Irmão também de Ariadne, embrulharam-no num novelo de que se lixou.
Teseu, o herói, e, como todos os gregos heróicos, um filho da puta,
riu-lhe no focinho respeitável.
O Minotauro compreender-me-á, tomará café comigo, enquanto
o sol serenamente desce sobre o mar, e as sombras,
cheias de ninfas e de efebos desempregados,
se cerrarão dulcíssimas nas chávenas,
como o açúcar que mexeremos com o dedo sujo de investigar as origens da vida.

III
É aí que eu quero reencontrar-me de ter deixado
a vida pelo mundo em pedaços repartida, como dizia
aquele pobre diabo que o Minotauro não leu,porque,
como toda a gente, não sabe português.
Também eu não sei grego, segundo as mais seguras informações.
Conversaremos em volapuque, já
que nenhum de nós o sabe. O Minotauro
não falava grego, não era grego, viveu antes da Grécia,
de toda esta merda douta que nos cobre há séculos,
cagada pelos nossos escravos, ou por nós quando somos
os escravos de outros. Ao café,
diremos um ao outro as nossas mágoas.

IV
Com pátrias nos compram e nos vendem, à falta
de pátrias que se vendam suficientemente caras para haver vergonha
de não pertencer a elas. Nem eu, nem o Minotauro,
teremos nenhuma pátria. Apenas o café,
aromático e bem forte, não da Arábia ou do Brasil,
da Fedecam, ou de Angola, ou parte alguma.Mas café
contudo e que eu, com filial ternura,
verei escorrer-lhe do queixo de boi
até aos joelhos de homem que não sabe
de quem herdou, se do pai, se da mãe,
os cornos retorcidos que lhe ornam a
nobre fronte anterior a Atenas, e, quem sabe,
à Palestina, e outros lugares turísticos,
imensamente patrióticos.

V
Em Creta, com o Minotauro,
sem versos e sem vida,

sem pátrias e sem espírito,
sem nada, nem ninguém,
que não o dedo sujo,
hei-de tomar em paz o meu café.

5/7/1965

 

AVISO DE PORTA DE LIVRARIA

Não leiam delicados este livro,
sobretudo os heróis do palavrão doméstico,
as ninfas machas, as vestais do puro,
os que andam aos pulinhos num pé só,
com as duas castas mãos uma atrás e outra adiante,
enquanto com a terceira vão tapando a boca
dos que andam com dois pés sem medo das palavras.

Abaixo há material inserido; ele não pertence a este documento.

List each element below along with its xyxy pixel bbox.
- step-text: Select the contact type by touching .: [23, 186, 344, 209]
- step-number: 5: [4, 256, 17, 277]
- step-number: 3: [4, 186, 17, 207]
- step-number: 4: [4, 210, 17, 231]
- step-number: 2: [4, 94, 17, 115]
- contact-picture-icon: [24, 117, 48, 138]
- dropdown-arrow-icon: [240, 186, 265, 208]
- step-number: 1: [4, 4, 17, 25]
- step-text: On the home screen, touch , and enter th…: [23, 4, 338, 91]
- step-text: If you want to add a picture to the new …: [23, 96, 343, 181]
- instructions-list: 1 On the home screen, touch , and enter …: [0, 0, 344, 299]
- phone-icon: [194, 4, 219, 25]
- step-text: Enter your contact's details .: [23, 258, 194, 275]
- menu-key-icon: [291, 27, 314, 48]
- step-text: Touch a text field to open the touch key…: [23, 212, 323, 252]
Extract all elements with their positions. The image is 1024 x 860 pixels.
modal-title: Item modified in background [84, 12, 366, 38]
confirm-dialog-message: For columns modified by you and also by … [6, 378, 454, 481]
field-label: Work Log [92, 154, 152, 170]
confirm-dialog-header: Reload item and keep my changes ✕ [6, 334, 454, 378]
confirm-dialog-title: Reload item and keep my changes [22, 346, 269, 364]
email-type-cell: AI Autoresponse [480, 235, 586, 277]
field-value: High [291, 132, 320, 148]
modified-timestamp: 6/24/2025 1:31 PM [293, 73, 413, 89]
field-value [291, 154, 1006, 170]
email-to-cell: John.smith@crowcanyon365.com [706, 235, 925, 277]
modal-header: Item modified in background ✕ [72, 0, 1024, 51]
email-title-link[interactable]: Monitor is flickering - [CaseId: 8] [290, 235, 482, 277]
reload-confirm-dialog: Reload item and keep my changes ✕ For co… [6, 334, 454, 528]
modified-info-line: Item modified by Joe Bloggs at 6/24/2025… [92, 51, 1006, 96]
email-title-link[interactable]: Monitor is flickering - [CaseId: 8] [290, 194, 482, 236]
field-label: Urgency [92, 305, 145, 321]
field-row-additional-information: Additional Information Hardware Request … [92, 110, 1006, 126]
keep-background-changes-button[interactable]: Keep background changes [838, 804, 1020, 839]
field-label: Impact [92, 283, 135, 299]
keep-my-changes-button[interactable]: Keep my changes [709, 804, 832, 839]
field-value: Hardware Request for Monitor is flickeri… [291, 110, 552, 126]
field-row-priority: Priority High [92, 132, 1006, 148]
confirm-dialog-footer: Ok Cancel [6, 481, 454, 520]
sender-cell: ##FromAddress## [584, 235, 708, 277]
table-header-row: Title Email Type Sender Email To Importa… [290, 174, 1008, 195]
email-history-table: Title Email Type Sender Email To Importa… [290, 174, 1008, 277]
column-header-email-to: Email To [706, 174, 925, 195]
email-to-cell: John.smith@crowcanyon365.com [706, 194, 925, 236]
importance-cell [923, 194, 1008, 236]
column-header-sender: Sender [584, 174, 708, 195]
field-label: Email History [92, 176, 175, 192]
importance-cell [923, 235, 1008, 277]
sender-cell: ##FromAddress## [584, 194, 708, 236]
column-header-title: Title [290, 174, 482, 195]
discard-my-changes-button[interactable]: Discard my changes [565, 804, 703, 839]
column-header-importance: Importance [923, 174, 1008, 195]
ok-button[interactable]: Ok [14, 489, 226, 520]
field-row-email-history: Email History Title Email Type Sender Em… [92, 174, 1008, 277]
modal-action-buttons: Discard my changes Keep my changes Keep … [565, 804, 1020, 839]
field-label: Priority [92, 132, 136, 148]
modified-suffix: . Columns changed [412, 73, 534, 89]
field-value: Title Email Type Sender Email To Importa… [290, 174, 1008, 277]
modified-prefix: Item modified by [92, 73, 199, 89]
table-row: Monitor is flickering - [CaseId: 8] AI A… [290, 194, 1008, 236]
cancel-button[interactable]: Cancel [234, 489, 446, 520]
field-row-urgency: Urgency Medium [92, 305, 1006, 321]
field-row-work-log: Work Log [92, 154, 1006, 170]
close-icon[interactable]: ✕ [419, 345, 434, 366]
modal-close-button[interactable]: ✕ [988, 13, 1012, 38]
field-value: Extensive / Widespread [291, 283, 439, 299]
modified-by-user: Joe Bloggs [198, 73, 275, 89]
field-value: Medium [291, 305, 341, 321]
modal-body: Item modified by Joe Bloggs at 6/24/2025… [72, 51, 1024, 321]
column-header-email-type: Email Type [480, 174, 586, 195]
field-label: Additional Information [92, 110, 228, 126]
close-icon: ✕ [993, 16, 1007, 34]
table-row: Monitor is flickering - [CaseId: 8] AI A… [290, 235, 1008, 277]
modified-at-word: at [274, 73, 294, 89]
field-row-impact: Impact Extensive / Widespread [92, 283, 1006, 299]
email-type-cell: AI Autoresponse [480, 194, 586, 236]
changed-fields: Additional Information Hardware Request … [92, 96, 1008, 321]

E quem de amor não sabe fuja dele:
qualquer amor desde o da carne àquele
que só de si se move, não movido
de prêmio vil, mas alto e quase eterno.
De amor e de poesia e de ter pátria
aqui se trata: que a ralé não passe
este limiar sagrado e não se atreva
a encher de ratos este espaço livre
onde se morre em dignidade humana
a dor de haver nascido em Portugal
sem mais remédio que trazê-lo n’alma.